Cette avancée importante a été obtenue alors que c'était une première pour l'Union européenne qui, rappelons-le, ne dispose pas de compétences en matière de santé. Notons aussi que, dans le cadre des contrats d'achats anticipés, les compétences des États membres ont été respectées. Certes, ceux-ci se sont engagés à ne pas lancer leurs propres procédures d'achats anticipés de vaccins en négociant avec des entreprises déjà en négociation avec la Commission.
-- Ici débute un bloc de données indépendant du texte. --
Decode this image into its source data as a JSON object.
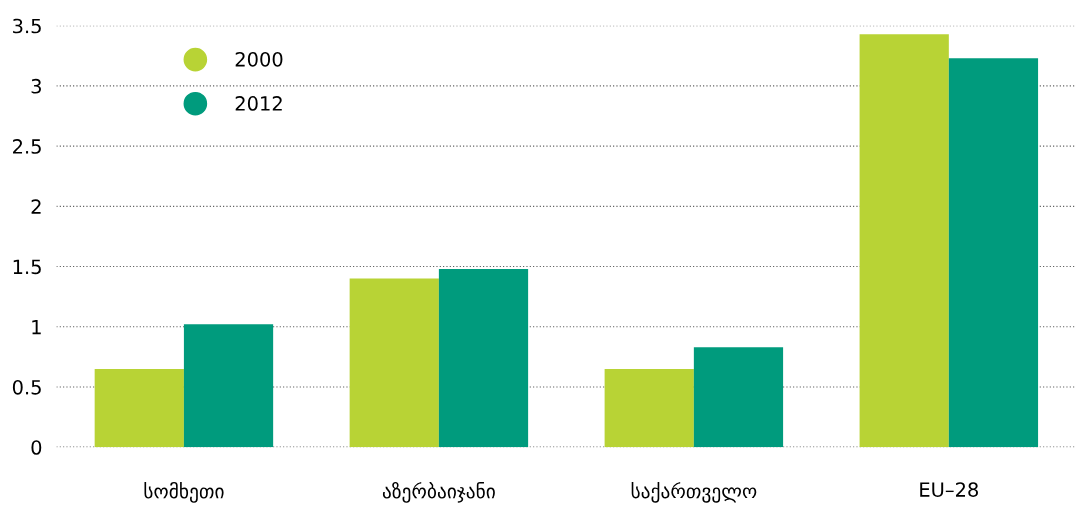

Toutefois, ils restent libres de contracter ou non via la Commission : lorsque la Commission souhaite signer un contrat avec une entreprise pharmaceutique, celui-ci est notifié aux États membres qui disposent de cinq jours pour éventuellement indiquer à la Commission qu'ils ne souhaitent pas prendre part à ce contrat. En outre, les États membres sont associés aux négociations. Un comité de pilotage où chaque État membre est représenté assiste la Commission dans le choix des candidats vaccins qui pourront être financés. Un contrat ne peut être approuvé qu'avec l'accord de quatre États membres au moins. Les négociations, elles, sont menées par la Commission, assistée de représentants de sept États membres, parmi lesquels la France.

Enfin, ce sont les États membres qui commandent, acquièrent et règlent les doses de vaccins auprès des producteurs. Ils doivent préciser un seul et unique lieu de livraison à chaque entreprise. Ce sont ensuite les États membres qui sont responsables du déploiement de ces vaccins sur leur territoire et qui décident quel public doit être vacciné en priorité. Il ne faudrait donc pas imputer à la Commission européenne des manquements nationaux.